During one visit, there had just been a safety incident where an associate had damaged his finger.  When Jeff learned of this during a meeting, he was very disturbed and got very emotional — angry at first, then felt very bad for this associate and his family.  Then, he did something remarkable.

He got up, walked to the whiteboard and began to ask the 5-why’s (I quote the below from memory):

Why did the associate damage his thumb?

Because his thumb got caught in the conveyor.

Why did his thumb get caught in the conveyor?

Because he was chasing his bag, which was on a running conveyor.

Why did he chase his bag?

Because he placed his bag on the conveyor, but it then turned-on by surprise

Why was his bag on the conveyor?

Because he used the conveyor as a table

So, the likely root cause of the associate’s damaged thumb is that he simply needed a table, there wasn’t one around, so he used a conveyor as a table. To eliminate further safety incidences, we need to provide tables at the appropriate stations or provide portable, light tables for the associates to use and also update and a greater focus on safety training. Also, look into preventative maintenance standard work.

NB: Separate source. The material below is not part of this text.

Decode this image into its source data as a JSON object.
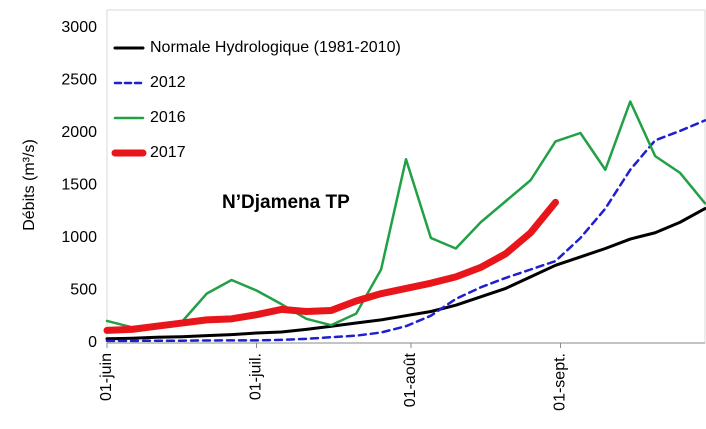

There are several things amazing about this experience:

  1. Jeff Bezos cared enough about an hourly associate and his family to spend time discussing his situation.
  2. Jeff properly facilitated the 5-why exercise to arrive at a root cause: he did not blame people or groups — no finger pointing.
  3. He involved a large group of stakeholders, demonstrated by example, and arrived at a root cause and he didn’t focus on symptoms of the problem.
  4. He is the founder and CEO of, yet he got involved in the dirt and sweat of his employees’ situation.
  5. In that simple moment, he taught all of us to focus on root causes — quickly — not heavily relying on data or overanalysis of the situation, and yet he was spot-on in identifying the root causes of the safety incident.

Every company has its warts and zits, but, make no mistake — Jeff Bezos is a Lean and Six Sigma fanatic and, in my opinion, makes a strong effort to run his company in a very Deming-like way.

How will you apply the 5-why’s today?  Will you focus on the root causes of your challenges and not just on the symptoms?